Rehab Diary, Part 1: Nancy Lancaster's Garden at Wilderness House - Gardenista
Photography by Jim Powell.
“We’ve got the Wilderness!” my friend Annabelle announced last summer, knowing that I’d be as excited as she was.
As a restoration project, her new home couldn’t have better credentials: it had been modernized by the influential designer Nancy Lancaster in the 1920s and left alone, more or less, since then.
Join us (and Annabelle) over the next few months as we discover clues to the past and resurrect this lovely old garden-in-progress.
The Entryway
The perfectly geometric front door, appropriately facing on to the squares and circles of Nancy Lancaster’s rose parterre. There hasn’t been a great deal of the latter, though I’ve pruned roses.
Why grow roses round the door when you can grow pears? The remains of four espaliered pear trees are ranged across the front of the house and we know that a giant pear grew up toward the roof on one side.
The Parterre
Here is the “Before” garden last summer, after 10 years of tenants who shied away from the challenges of Nancy’s garden. At the end of this area there is an unedged flower bed backing on to a low wall over a drop, followed by another drop.
Peony, asking to be pollinated through a mass of nettles and rosebay willowherb. A peony variety that she was keen to make a note of was “Duchess di Nemmus,” for Duchesse de Nemours.

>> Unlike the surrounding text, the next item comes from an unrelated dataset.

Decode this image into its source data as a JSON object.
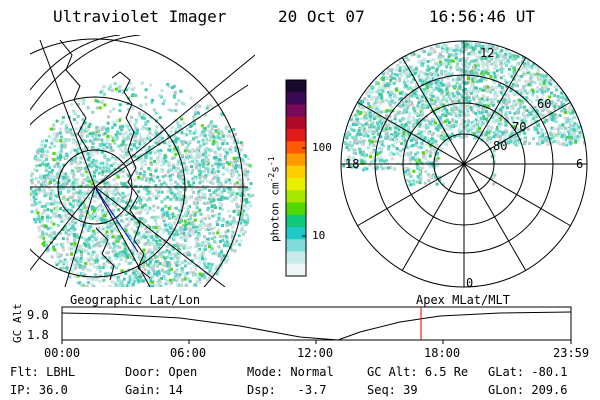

Partly alive, a crabapple tree is formally pruned and a cornerstone of the parterre. When Nancy Lancaster (then Tree) lived at the Wilderness, she was busy refurbishing Kelmarsh Hall, just across the fields.
The Greenhouse
The beleaguered yet efficient greenhouse, with panes of glass surviving here and there. Hydration in the garden remains an issue despite the stream, which becomes a raging torrent in winter.
The Kitchen Garden
The vegetable garden was compacted “like concrete” but has been improved by Annabelle’s au pair (she has been to a chiropractor). When the nettles went, the bindweed revealed itself.